Hal tersebut dikatakan, salah satu penyebab hasil petani garam tidak maksimal, dimana air garam yang dituangkan ke dalam palungan tersebut banyak yang menetes (bocor). “Solusinya adalah mengganti palungan yang rusak/kropos dengan yang baru. Makanya Pelaksanaan PKM Universitas Warmadewa di desa Kusamba tahun ini, memberikan bantuan dalam bentuk palungan kepada kelompok petani untuk menggantikan palungan yang rusak. Penyerahan bantuan diserahkan secara langsung kepada anggota kelompok petani, ” katanya.

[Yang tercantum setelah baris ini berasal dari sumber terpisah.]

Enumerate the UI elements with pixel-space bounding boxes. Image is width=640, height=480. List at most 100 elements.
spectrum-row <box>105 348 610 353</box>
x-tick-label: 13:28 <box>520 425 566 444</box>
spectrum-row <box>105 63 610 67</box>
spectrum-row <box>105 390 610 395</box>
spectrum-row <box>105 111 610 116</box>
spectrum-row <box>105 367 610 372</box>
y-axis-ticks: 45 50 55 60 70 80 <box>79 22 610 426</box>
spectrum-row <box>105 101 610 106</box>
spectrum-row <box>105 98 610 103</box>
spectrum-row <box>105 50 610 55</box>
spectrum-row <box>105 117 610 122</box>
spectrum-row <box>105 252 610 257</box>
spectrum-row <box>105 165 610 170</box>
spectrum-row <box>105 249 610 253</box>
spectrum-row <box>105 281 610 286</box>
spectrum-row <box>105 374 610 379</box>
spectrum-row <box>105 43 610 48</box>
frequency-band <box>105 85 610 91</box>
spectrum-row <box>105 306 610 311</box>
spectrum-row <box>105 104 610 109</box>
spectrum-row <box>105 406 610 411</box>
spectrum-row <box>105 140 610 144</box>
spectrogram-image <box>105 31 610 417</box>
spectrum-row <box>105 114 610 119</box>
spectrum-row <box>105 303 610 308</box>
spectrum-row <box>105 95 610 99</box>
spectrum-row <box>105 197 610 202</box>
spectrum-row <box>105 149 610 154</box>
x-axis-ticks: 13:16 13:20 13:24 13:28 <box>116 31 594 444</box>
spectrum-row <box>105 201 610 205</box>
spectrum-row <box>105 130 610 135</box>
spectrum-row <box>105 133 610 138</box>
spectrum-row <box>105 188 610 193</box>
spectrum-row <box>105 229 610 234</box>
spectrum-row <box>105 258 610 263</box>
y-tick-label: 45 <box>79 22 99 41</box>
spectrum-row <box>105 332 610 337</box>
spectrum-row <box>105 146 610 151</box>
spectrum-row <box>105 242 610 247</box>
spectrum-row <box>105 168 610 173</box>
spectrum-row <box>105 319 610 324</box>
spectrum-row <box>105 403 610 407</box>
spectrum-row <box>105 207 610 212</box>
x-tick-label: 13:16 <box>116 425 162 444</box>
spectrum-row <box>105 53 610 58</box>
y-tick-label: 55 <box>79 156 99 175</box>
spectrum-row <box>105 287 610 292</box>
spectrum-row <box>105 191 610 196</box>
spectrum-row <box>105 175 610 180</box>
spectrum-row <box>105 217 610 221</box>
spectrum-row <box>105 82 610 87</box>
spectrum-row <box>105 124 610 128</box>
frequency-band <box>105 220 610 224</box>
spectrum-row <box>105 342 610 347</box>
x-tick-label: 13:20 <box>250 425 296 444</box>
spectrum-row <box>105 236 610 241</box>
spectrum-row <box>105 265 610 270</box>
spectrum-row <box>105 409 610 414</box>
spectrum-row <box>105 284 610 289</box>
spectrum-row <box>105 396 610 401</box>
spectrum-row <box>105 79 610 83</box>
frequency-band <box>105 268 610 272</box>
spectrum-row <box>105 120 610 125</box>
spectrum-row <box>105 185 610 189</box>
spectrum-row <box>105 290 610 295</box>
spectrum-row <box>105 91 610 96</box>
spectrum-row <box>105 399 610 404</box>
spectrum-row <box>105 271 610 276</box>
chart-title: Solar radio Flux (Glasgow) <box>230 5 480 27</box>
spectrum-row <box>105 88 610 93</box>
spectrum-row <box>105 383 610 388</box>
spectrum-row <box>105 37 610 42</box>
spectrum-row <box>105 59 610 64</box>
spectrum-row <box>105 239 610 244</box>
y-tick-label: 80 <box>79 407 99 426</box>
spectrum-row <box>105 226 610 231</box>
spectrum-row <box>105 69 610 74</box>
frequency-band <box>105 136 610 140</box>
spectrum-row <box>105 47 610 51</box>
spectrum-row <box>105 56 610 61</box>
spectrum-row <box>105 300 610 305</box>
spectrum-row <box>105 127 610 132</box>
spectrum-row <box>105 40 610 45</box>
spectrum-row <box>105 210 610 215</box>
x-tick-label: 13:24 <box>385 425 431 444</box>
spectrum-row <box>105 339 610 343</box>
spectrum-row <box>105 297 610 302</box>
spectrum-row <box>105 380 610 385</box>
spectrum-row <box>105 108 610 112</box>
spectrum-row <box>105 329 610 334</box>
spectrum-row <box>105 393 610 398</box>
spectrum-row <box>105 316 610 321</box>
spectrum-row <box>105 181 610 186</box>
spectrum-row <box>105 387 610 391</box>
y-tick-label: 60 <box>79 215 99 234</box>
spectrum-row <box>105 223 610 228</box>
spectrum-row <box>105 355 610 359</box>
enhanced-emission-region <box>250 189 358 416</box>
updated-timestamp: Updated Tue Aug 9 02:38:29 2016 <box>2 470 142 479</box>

Sebelum penyerahan bantuan, tim juga memberikan penyuluhan/sosialisasi berkaitan dengan upaya peningkatan produktivitas petani garam melalui berbagai strategi. Penyuluhan ini disampaikan oleh Dr. Ir. I Gusti Bagus Udayana, M,Si. “Cara yang saya tawarkan kepada petani garam yaitu pengunaan atap plastik untuk menghindari masuknya air hujan pada musin hujan, ” ucap Bagus Udayana.
Pada kesempatan tersebut juga disampaikan pentingnya melakukan pengemasan dengan memberikan label/merk tersendiri yang dipatenkan. Selain itu menuliskan legalitas hasil produksi pada kemasan tersebut seperti standar SNI, Ijin Edar dari BP POM, dan Indikasi Geografis Garam Kusamba juga sangat penting.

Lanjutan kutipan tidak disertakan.